Upon acquiring the unit, I immediately began renovations to transform the space into a pottery and ceramic manufacturing studio. These updates included installing an industrial sink for glaze preparation, a new kitchen area with hot water, and repainting the walls from hospital green to a warm white. I also painted and sealed the floor with epoxy paint, which significantly freshened up the space. This allowed me to finally move my extensive collection of pottery equipment and machinery, accumulated over the last 40 or so years, from two sea containers into a single, cohesive studio.

I have installed three kilns: two electric and one 40-cubic-foot LPG-powered gas kiln. This setup has made the unit my second home and has proven to be an ideal space for my current work.

In my studio, I like to work on multiple potter’s wheels simultaneously, allowing pieces to dry a bit before adding more clay or glaze.
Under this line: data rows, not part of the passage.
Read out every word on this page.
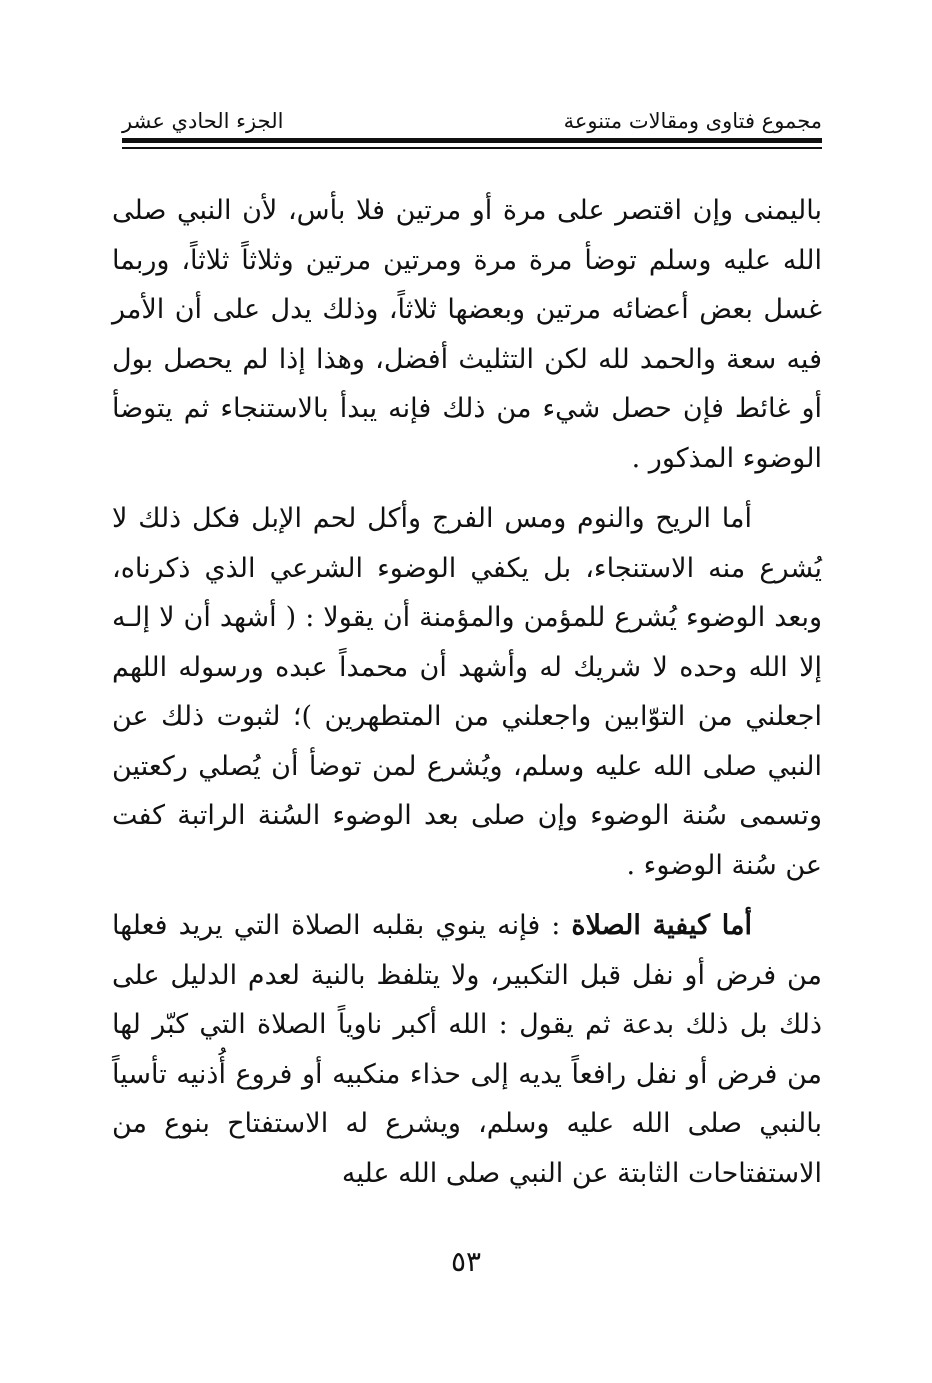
مجموع فتاوى ومقالات متنوعة
الجزء الحادي عشر

باليمنى وإن اقتصر على مرة أو مرتين فلا بأس، لأن النبي صلى الله عليه وسلم توضأ مرة مرة ومرتين مرتين وثلاثاً ثلاثاً، وربما غسل بعض أعضائه مرتين وبعضها ثلاثاً، وذلك يدل على أن الأمر فيه سعة والحمد لله لكن التثليث أفضل، وهذا إذا لم يحصل بول أو غائط فإن حصل شيء من ذلك فإنه يبدأ بالاستنجاء ثم يتوضأ الوضوء المذكور .

أما الريح والنوم ومس الفرج وأكل لحم الإبل فكل ذلك لا يُشرع منه الاستنجاء، بل يكفي الوضوء الشرعي الذي ذكرناه، وبعد الوضوء يُشرع للمؤمن والمؤمنة أن يقولا : ( أشهد أن لا إلـه إلا الله وحده لا شريك له وأشهد أن محمداً عبده ورسوله اللهم اجعلني من التوّابين واجعلني من المتطهرين )؛ لثبوت ذلك عن النبي صلى الله عليه وسلم، ويُشرع لمن توضأ أن يُصلي ركعتين وتسمى سُنة الوضوء وإن صلى بعد الوضوء السُنة الراتبة كفت عن سُنة الوضوء .

أما كيفية الصلاة : فإنه ينوي بقلبه الصلاة التي يريد فعلها من فرض أو نفل قبل التكبير، ولا يتلفظ بالنية لعدم الدليل على ذلك بل ذلك بدعة ثم يقول : الله أكبر ناوياً الصلاة التي كبّر لها من فرض أو نفل رافعاً يديه إلى حذاء منكبيه أو فروع أُذنيه تأسياً بالنبي صلى الله عليه وسلم، ويشرع له الاستفتاح بنوع من الاستفتاحات الثابتة عن النبي صلى الله عليه

٥٣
The studio is equipped with six wheels, and I often have six pieces in progress at any given time when preparing for an exhibition. This approach helps me develop subtle variations between works, which is particularly useful for creating triptychs and harmonious groups in various sizes.

The two electric kilns, one a test kiln and the other around 16 cubic feet, along with the gas-fired kiln, offer a range of firing possibilities. I use the small electric kiln for testing glazes, the 16-cubic-foot electric kiln for bisque or glaze firing in an oxidizing atmosphere, and the gas kiln for reduction firing to cone 10.

Looking ahead, I intend to develop the studio into a pottery learning space and build an Olsen fast-fire wood-burning kiln to create a range of wood-fired domestic ware. It has been many years since I’ve made domestic ware, aside from a few coffee mugs for gifts, and I look forward to having the facilities to work on wood-fired, specialised ware in my own studio.